Korpiklaani managed to dish out consistently well-received albums and singles throughout the years, and they also set out to kick start 2021 with a huge bang. Their recent studio album, “Jylhä,” features some of the band’s most energetic and inspiring songs in decades. The group announced the release of a full-length album titled “Jylhä,” which is coming out on February 5th via Nuclear Blast Records.

The big opening toms of Verikoira immediately signal the magnitude of this release, which is unapologetically epic and grandiose in scale. This is the sound of a band reaching for the stars, but it’s also the sharp-edged tone of a band that hasn’t forgotten what it means to get together in a garage and crank up their amps to the max.

The polished sound of the production meets the band’s raw energy halfway through, and the result is more organic and authentic than a lot of over-produced albums out there. Each of these 13 songs has something quite special to offer. One of my personal favorites is definitely Miero, a song that takes no prisoners from the moment you hit the play button.

The guitar sound is full and anthemic, and the hypnotic rhythm of the drums makes for a great folk-metal ballad. The song Pidot is another highlight, it dives deeper into blues-rock influences, and it is kind of a surprising addition to the album, a nice breather that highlights the band’s incredible versatility. Another great highlight of the track is that Jack Gibson of the legendary thrash metal act Exodus, is on banjo! This song is going to be a true crowd shaker live, whenever we can all enjoy going to concerts again.

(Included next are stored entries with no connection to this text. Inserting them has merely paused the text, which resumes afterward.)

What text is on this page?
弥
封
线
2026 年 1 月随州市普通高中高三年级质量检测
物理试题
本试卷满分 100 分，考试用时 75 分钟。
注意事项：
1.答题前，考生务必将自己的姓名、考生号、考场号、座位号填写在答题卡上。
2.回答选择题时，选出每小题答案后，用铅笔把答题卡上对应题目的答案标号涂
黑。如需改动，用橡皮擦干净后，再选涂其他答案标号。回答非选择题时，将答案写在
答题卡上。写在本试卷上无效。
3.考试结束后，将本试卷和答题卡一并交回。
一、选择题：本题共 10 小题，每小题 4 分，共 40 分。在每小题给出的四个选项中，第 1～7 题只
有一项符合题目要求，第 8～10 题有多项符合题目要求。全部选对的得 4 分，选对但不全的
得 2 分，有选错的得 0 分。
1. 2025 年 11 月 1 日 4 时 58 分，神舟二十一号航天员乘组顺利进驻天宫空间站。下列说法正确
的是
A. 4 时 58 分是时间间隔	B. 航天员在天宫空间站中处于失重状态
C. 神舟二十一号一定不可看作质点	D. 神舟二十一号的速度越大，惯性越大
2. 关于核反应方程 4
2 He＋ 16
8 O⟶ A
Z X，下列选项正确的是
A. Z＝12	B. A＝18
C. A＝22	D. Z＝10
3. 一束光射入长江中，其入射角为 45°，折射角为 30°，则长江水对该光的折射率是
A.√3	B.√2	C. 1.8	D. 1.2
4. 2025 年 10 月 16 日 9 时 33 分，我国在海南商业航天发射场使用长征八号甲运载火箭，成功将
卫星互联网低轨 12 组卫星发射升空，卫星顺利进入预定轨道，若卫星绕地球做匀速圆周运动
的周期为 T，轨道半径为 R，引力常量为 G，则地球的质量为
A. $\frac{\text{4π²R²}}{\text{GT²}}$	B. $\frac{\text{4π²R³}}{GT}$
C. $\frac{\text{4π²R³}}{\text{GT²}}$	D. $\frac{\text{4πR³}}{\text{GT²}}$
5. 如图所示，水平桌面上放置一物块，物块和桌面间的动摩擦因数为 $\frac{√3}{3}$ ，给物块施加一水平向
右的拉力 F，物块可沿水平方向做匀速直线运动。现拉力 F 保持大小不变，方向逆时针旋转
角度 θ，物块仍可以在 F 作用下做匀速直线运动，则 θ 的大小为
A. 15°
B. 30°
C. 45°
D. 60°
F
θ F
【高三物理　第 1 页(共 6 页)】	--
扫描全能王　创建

A lot of this album feels like great gig material, and these past few months in lockdown might have inspired the band to take a more organic approach to their compositions. Each song feels very well-rehearsed and something that could definitely work on stage, just as well as it does in the studio.

The fact that the band has also pulled from various influences such as punk and reggae while simultaneously staying true to their folk metal roots, exhibits just how innovative Korpiklaani has become in recent years.

Jylhä is an innovative album with great storytelling and excellent musicianship. The Finnish Kings of Folk Metal have never sounded better.


Final Score - 9.6



Jylhä is an innovative album with great storytelling and excellent musicianship. The Finnish Kings of Folk Metal have never sounded better.